Sorption refrigeration – adsorption systems
Sorption refrigeration technologies such as absorption and/or adsorption are thermally driven systems, in which the conventional mechanical compressor of the common vapour compression cycle is replaced by a ‘thermal compressor’ and a sorbent.
Ejector refrigeration systems
Ejector or jet pump refrigeration is a thermally driven technology that has been used for cooling applications for many years. Their greatest advantage is their capability to produce refrigeration using waste heat or solar energy as a heat source at temperatures above 80°C
Air cycle refrigeration
Air cycle systems can produce low temperatures for refrigeration by subjecting the gaseous refrigerant (air) to a sequence of processes comprising compression, followed by constant pressure cooling, and then expansion to the original pressure to achieve a final temperature lower than at the start of compression.
Tri-generation technology is a technology that can simultaneously provide three forms of output energy: electrical power, heating and cooling. In essence, trigeneration systems are CHP (Combined Heat and Power) or co-generation systems, integrated with a thermally driven refrigeration system to provide cooling as well as electrical power and heating.

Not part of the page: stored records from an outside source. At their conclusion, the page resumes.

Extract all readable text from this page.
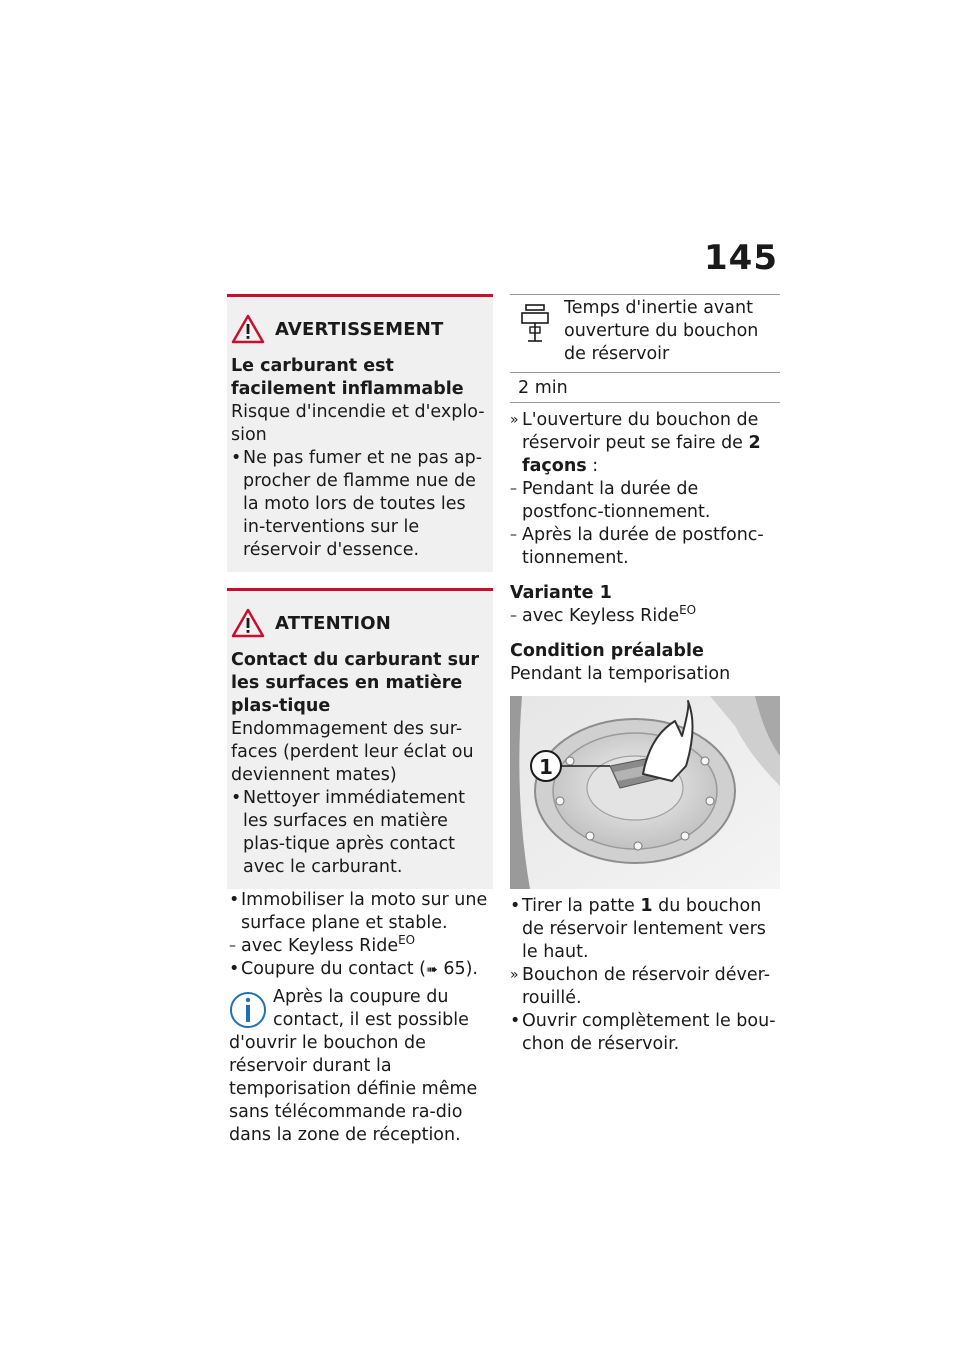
145
AVERTISSEMENT

Le carburant est facilement inflammable

Risque d'incendie et d'explo-sion

• Ne pas fumer et ne pas ap-procher de flamme nue de la moto lors de toutes les in-terventions sur le réservoir d'essence.
ATTENTION

Contact du carburant sur les surfaces en matière plas-tique

Endommagement des sur-faces (perdent leur éclat ou deviennent mates)

• Nettoyer immédiatement les surfaces en matière plas-tique après contact avec le carburant.
• Immobiliser la moto sur une surface plane et stable.
– avec Keyless Ride$^{EO}$
• Coupure du contact (➠ 65).

Après la coupure du contact, il est possible d'ouvrir le bouchon de réservoir durant la temporisation définie même sans télécommande ra-dio dans la zone de réception.

Temps d'inertie avant ouverture du bouchon de réservoir
2 min
» L'ouverture du bouchon de réservoir peut se faire de 2 façons :
– Pendant la durée de postfonc-tionnement.
– Après la durée de postfonc-tionnement.

Variante 1

– avec Keyless Ride$^{EO}$

Condition préalable

Pendant la temporisation

1
• Tirer la patte 1 du bouchon de réservoir lentement vers le haut.
» Bouchon de réservoir déver-rouillé.
• Ouvrir complètement le bou-chon de réservoir.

Stirling cycle refrigeration
The Stirling cycle cooler is a closed-cycle regenerative thermal machine in which gas is shuttled backwards and forwards between the hot end and cold end spaces of the system by a piston and a displacer, so that the temperature of the system during compression is, on average, higher than during expansion. The heat generated in the cycle is rejected through a heat exchanger at the hot end and heat is absorbed from the space to be cooled via a heat exchanger at the cold end.
Thermoelectric cooling devices utilise the Peltier effect, whereby the passage of a direct electric current through the junction of two dissimilar conducting materials causes the junction either to cool down (absorbing heat) or warm up (rejecting heat), depending on the direction of the current.
Thermoacoustic refrigeration systems operate by using sound waves and a non-flammable mixture of inert gas (helium, argon, air) in a resonator to produce cooling.
A magnetic refrigeration cycle employs a solid-state magnetic material as the working refrigerant, and exploits the magnetocaloric effect, the ability of a material to warm-up in the presence of a magnetic field and cool down when the field is removed.